Kodwo Eshun do The Otolith Group na conferencia Public Assets organizada por Common Practice, Londres, 2015. Video via AQNB Productions

Kodwo considerou em seu discurso para a Bens Públicos que a etimologia da palavra curador, vinda do substantivo latim curatus, como em “cuidar”, originalmente pertencia aos encarregados dos menores de idade, daqueles com doença mental etc. Essa palavra se transladou para aquele que cuida de objetos em museus e, mais recentemente, para o idealizador, supervisor e guardião de uma exposição ou um programa. Organizações de artes visuais pequenas podem ter absorvido essa ideia (de cuidar) até torná-la uma atitude de cuidar e uma produção viva com artistas e outros atraídos para a visão, o projeto ou o método. Uma comunidade de trabalho e para o trabalho. Ideias e pessoas precisam ser cultivadas e cuidadas pela estrutura ou organização que tem a capacidade de assumir riscos de forma responsável. A capacidade de cultivar, a aventura de um processo (com outros e para outros) e a produção de trabalho com apoio está no cerne dos programas da Collective Satélites e Constelações.

Esse desejo de ser uma plataforma de produção viva está refletido em Uma Troca de Método e em todas as organizações e artistas envolvidos na Escócia e no Brasil. Na Collective, com produtores experientes e cuidadosos, acreditamos que temos o cuidado necessário para conectar e facilitar uma ampla gama de conversas que podem surgir a partir de exposições ou resultados públicos, mas não estarem diretamente relacionadas isso. O valor dos projetos com os quais nos envolvemos está principalmente nos “bastidores” do projeto, que é fundamental para a produção, mas não é apresentado ao público. Assim, a organização é uma plataforma para prática, produção e também para “tornar público”. 18 O cuidado é central para desenvolver práticas, manter conversas duradouras e tornar público.

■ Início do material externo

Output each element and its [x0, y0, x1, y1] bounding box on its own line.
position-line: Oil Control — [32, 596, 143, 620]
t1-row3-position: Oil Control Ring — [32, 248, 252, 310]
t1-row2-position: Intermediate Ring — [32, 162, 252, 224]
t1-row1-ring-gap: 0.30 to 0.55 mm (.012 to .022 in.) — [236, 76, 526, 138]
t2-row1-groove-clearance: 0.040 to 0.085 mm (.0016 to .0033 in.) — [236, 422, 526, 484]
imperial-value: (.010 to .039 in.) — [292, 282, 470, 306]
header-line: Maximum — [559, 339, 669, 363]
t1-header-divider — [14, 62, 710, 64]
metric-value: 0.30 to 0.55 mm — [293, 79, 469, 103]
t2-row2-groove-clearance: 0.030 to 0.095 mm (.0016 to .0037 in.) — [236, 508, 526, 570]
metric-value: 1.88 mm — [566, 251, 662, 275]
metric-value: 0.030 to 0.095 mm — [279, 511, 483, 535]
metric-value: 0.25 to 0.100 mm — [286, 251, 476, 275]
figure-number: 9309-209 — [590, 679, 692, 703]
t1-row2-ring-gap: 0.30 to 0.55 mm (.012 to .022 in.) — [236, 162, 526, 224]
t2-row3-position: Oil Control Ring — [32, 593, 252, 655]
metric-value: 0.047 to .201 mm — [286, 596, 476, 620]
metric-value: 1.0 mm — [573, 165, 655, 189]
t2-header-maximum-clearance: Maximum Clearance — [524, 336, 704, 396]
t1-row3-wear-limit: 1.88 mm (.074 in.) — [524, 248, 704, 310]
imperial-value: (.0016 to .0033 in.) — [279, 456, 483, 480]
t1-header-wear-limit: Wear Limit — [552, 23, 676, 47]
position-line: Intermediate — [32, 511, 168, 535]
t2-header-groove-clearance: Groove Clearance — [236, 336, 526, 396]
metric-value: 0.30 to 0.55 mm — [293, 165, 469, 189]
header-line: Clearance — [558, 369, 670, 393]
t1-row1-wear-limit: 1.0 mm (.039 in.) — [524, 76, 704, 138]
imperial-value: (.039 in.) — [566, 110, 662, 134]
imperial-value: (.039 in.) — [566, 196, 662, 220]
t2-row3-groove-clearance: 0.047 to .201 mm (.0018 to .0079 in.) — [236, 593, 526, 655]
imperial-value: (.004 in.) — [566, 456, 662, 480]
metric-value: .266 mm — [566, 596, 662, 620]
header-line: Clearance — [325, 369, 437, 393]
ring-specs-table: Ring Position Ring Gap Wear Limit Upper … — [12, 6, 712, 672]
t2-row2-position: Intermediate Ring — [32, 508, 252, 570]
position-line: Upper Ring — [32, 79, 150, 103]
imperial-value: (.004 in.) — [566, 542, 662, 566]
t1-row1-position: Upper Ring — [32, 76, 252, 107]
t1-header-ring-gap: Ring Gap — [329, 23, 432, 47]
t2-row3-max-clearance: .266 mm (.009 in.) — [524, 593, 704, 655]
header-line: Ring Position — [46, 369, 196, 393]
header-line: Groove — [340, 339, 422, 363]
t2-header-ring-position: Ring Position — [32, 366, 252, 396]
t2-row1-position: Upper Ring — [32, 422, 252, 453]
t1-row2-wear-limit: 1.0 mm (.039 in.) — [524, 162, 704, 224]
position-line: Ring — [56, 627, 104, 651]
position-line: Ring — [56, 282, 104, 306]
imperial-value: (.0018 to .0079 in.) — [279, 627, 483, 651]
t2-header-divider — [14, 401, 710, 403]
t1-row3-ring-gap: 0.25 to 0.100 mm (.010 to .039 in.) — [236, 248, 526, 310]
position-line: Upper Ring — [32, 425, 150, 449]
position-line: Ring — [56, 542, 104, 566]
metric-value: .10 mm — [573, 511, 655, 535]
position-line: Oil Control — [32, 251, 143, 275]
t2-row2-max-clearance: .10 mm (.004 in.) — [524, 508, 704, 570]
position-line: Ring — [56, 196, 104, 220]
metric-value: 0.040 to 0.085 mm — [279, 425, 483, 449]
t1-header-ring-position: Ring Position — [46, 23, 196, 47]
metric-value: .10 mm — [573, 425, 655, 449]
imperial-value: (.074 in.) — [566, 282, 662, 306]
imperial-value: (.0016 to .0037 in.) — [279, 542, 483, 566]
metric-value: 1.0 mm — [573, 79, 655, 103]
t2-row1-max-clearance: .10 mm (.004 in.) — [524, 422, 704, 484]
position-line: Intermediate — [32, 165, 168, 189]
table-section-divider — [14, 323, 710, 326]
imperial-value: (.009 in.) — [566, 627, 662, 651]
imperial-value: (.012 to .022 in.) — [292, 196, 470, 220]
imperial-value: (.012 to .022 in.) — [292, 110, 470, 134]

Com projetos como Common Practice e Uma Troca de Método, vemos que pequenas organizações cultivam e levam isso a público com artistas, grupos e apoiadores. Eles podem manter espaços para ouvir uns aos outros ou ouvir juntos. Ao aprender e desaprender, reconhecer o cuidado no trabalho através de projetos e refletir sobre nós mesmos e os papéis que desempenhamos, nós nos concentramos em cultivar ideias que unem as pessoas e fornecem uma plataforma para preocupações compartilhadas. Por meio das trocas desse projeto (Brasil-Escócia), da reflexão que ele ofereceu e do “espessamento” do pensamento que muitas mentes e práticas trazem ao tópico do cuidado, aprendemos muito e continuamos a evoluir.

 

A Collective vai se debruçar sobre a possibilidade de um novo tipo de Observatório da Cidade, um desafio coletivo, um mecanismo para colocar em foco coisas diferentes, tornando o invisível visível. Temos o orgulho de colaborar com tantas organizações e artistas dinâmicos, atenciosos e meticulosos que nos ajudam a refletir sobre o nosso papel e a nos desenvolver por meio da desaprendizagem. A produção de tipos diferentes de conhecimento ocorre aos poucos, mas é crucial para nosso futuro em comum. Ao sustentar o potencial que a arte tem para trazer contribuições significativas a essa época tão complexa, estamos cuidando do futuro.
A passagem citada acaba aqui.